2 Yemeni brothers in Michigan can stay in US

By Ed White, AP
Friday, November 13, 2009

2 Mich. brothers who fled Yemen can stay in US

DETROIT — Two Yemeni brothers, one who married the daughter of a contemptuous general and the other who was jailed by the man’s guards, have won permission to stay in the United States in a case stemming from the forbidden love.

A three-judge panel said this week that the Detroit-area brothers could be killed if they are forced to return home after fleeing in 1999. The decision reversed a ruling by an immigration board.

“They can live and work here. It’s beautiful,” their lawyer, Richard Kulics, said.

The Associated Press is not identifying the brothers because they fear their family could be persecuted in Yemen.

It was a cultural feud that brought the brothers and the bride to the U.S. A high-ranking general in Yemen did not approve the courtship of his daughter by one of the men because they were associated with the lower meat-cutting class.

The couple secretly married in 1998, which enraged the general. He shot and wounded his son, who encouraged the relationship, and ordered his guards to search for the newlyweds, according to a summary of evidence relied on by the 6th U.S. Circuit Court of Appeals.
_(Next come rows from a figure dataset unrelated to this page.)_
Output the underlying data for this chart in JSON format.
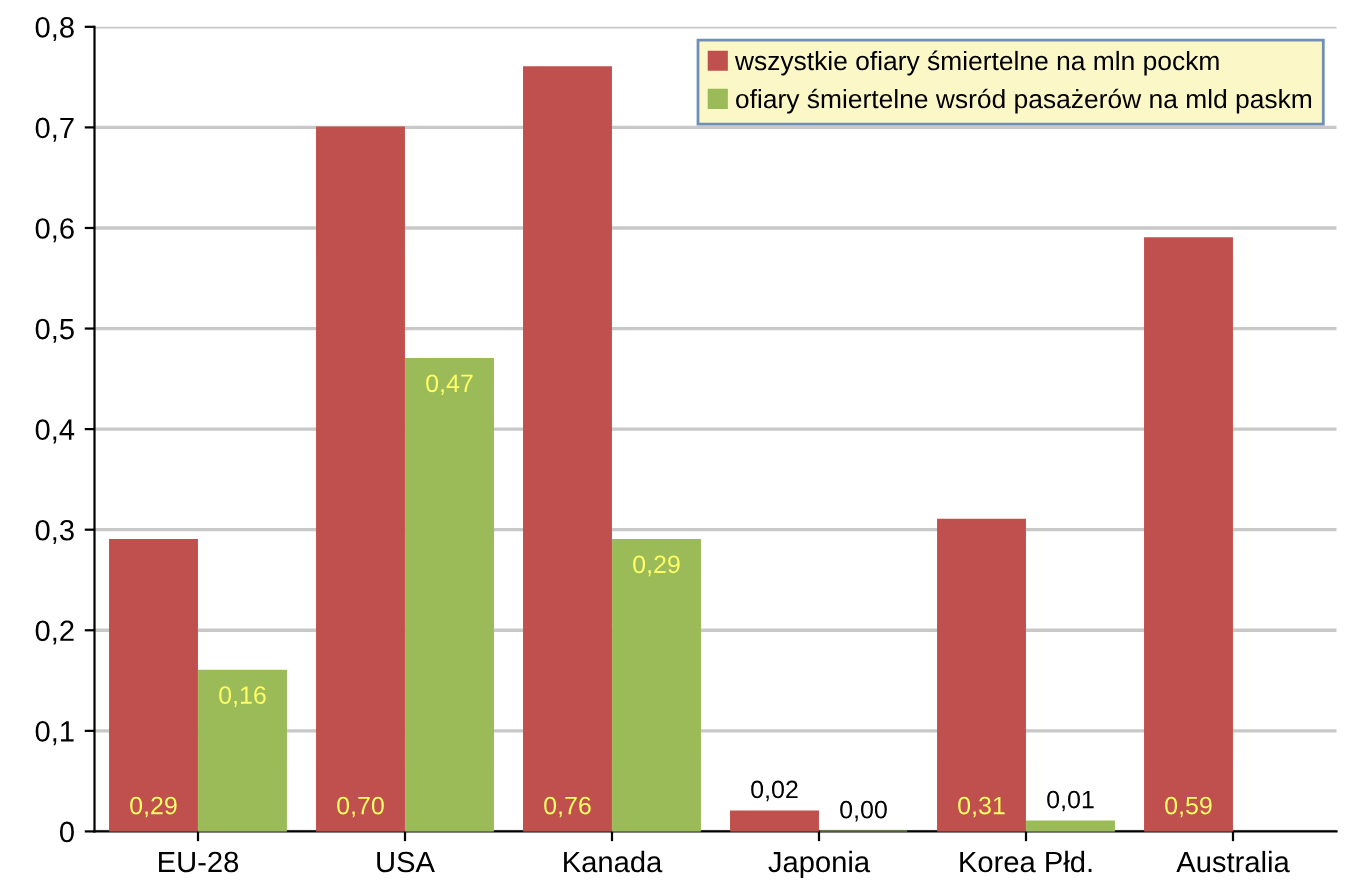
{
  "chart_data": {
    "type": "bar",
    "categories": [
      "EU-28",
      "USA",
      "Kanada",
      "Japonia",
      "Korea Płd.",
      "Australia"
    ],
    "series": [
      {
        "name": "wszystkie ofiary śmiertelne na mln pockm",
        "color": "#c0504d",
        "values": [
          0.29,
          0.7,
          0.76,
          0.02,
          0.31,
          0.59
        ],
        "value_labels": [
          "0,29",
          "0,70",
          "0,76",
          "0,02",
          "0,31",
          "0,59"
        ]
      },
      {
        "name": "ofiary śmiertelne wsród pasażerów na mld paskm",
        "color": "#9bbb59",
        "values": [
          0.16,
          0.47,
          0.29,
          0.0,
          0.01,
          null
        ],
        "value_labels": [
          "0,16",
          "0,47",
          "0,29",
          "0,00",
          "0,01",
          null
        ]
      }
    ],
    "ylim": [
      0,
      0.8
    ],
    "yticks": [
      {
        "value": 0,
        "label": "0"
      },
      {
        "value": 0.1,
        "label": "0,1"
      },
      {
        "value": 0.2,
        "label": "0,2"
      },
      {
        "value": 0.3,
        "label": "0,3"
      },
      {
        "value": 0.4,
        "label": "0,4"
      },
      {
        "value": 0.5,
        "label": "0,5"
      },
      {
        "value": 0.6,
        "label": "0,6"
      },
      {
        "value": 0.7,
        "label": "0,7"
      },
      {
        "value": 0.8,
        "label": "0,8"
      }
    ],
    "grid": "y",
    "legend": "top right"
  }
}
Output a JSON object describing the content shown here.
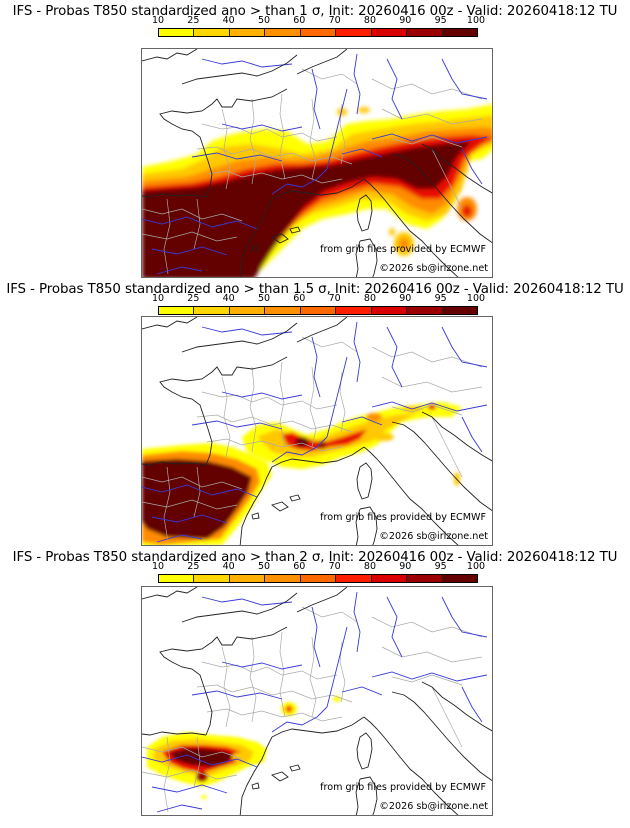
{
  "colorbar": {
    "ticks": [
      "10",
      "25",
      "40",
      "50",
      "60",
      "70",
      "80",
      "90",
      "95",
      "100"
    ],
    "colors": [
      "#ffff00",
      "#ffd700",
      "#ffb000",
      "#ff9000",
      "#ff6a00",
      "#ff1e00",
      "#d80000",
      "#9a0000",
      "#640000"
    ]
  },
  "panels": [
    {
      "title": "IFS - Probas T850  standardized ano > than 1 σ, Init: 20260416 00z - Valid: 20260418:12 TU",
      "source_credit": "from grib files provided by ECMWF",
      "copyright": "©2026 sb@irizone.net"
    },
    {
      "title": "IFS - Probas T850  standardized ano > than 1.5 σ, Init: 20260416 00z - Valid: 20260418:12 TU",
      "source_credit": "from grib files provided by ECMWF",
      "copyright": "©2026 sb@irizone.net"
    },
    {
      "title": "IFS - Probas T850  standardized ano > than 2 σ, Init: 20260416 00z - Valid: 20260418:12 TU",
      "source_credit": "from grib files provided by ECMWF",
      "copyright": "©2026 sb@irizone.net"
    }
  ],
  "map_style": {
    "coast_color": "#222222",
    "border_color": "#aaaaaa",
    "river_color": "#3a3ad8"
  }
}
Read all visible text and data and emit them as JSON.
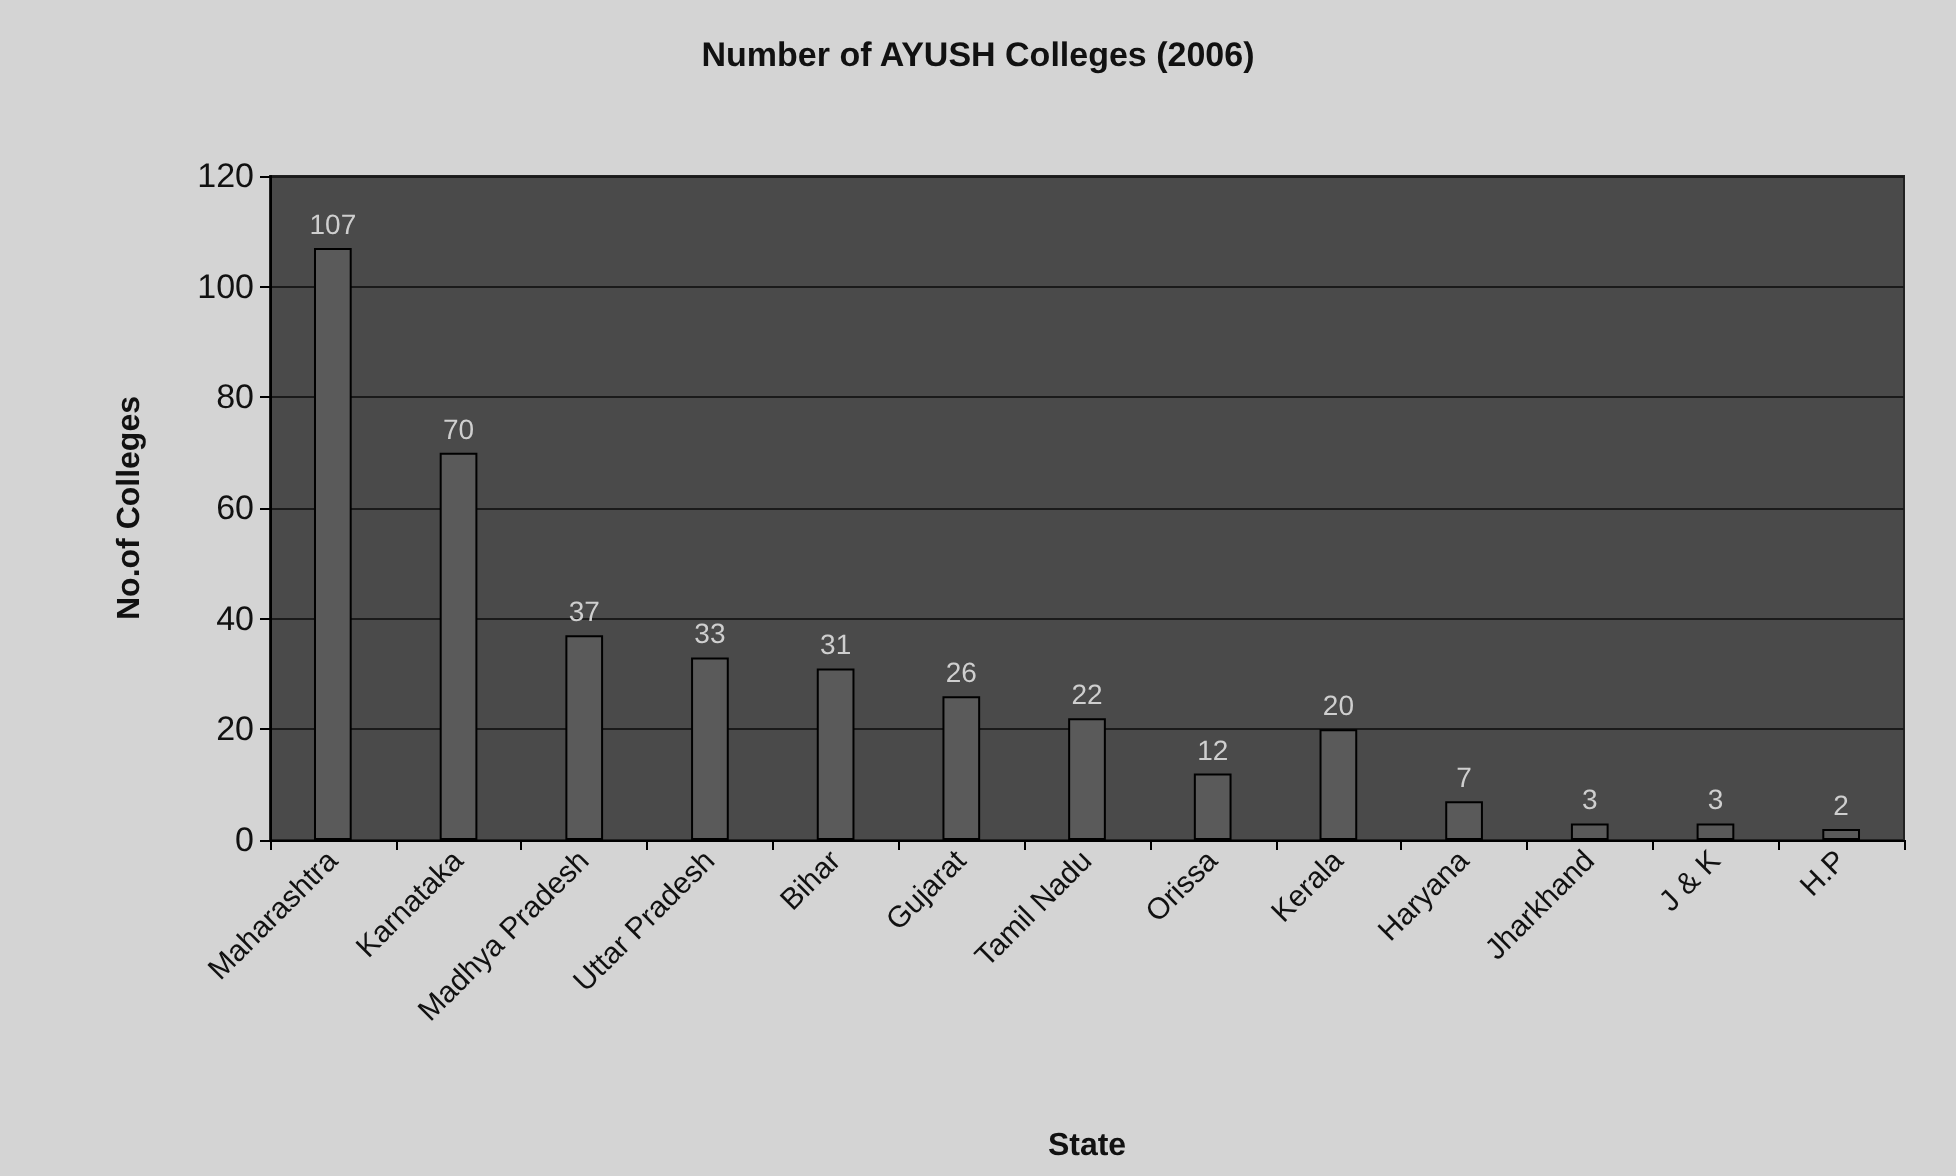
{
  "chart_data": {
    "type": "bar",
    "title": "Number of AYUSH Colleges (2006)",
    "xlabel": "State",
    "ylabel": "No.of Colleges",
    "categories": [
      "Maharashtra",
      "Karnataka",
      "Madhya Pradesh",
      "Uttar Pradesh",
      "Bihar",
      "Gujarat",
      "Tamil Nadu",
      "Orissa",
      "Kerala",
      "Haryana",
      "Jharkhand",
      "J & K",
      "H.P"
    ],
    "values": [
      107,
      70,
      37,
      33,
      31,
      26,
      22,
      12,
      20,
      7,
      3,
      3,
      2
    ],
    "color": "#5a5a5a",
    "ylim": [
      0,
      120
    ],
    "yticks": [
      0,
      20,
      40,
      60,
      80,
      100,
      120
    ],
    "grid": "y",
    "data_labels": true
  }
}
The couple hired a car to take them to refuge in Aden, seven hours from the capital, Sana’a. The general’s guards, meanwhile, found the groom’s brother and locked him up for three months.

They deprived him of sleep, plucked his chest hairs, forced him to defecate on himself and threw a dead cat covered with bees into his cell, according to the 6th Circuit ruling.

“We can kill your family,” the guards told him.

Crying and ready to collapse, the brother fooled the guards by telling them the couple had fled to Saudi Arabia. A local officer took pity on him and, with the help of a district attorney, he finally was released. The general “went crazy” and made threats when he got the news, the court ruling said.

The three all obtained visas and traveled separately to the United States. In 2003, U.S. immigration authorities began deportation proceedings against the brothers, citing their expired visas. They have taken no action against the general’s daughter.

The brothers responded by seeking asylum, but an immigration judge found they had missed the one-year deadline and said conditions had improved in Yemen. The men were rebuffed again at the Board of Immigration Appeals before getting a victory at the 6th Circuit in Cincinnati.

“The record contains ample evidence that the general will kill” the brothers and his own daughter if they are returned to Yemen, the court said. “Nothing in the record suggests that conditions in Yemen have changed such that the government there will be able to control the powerful general.”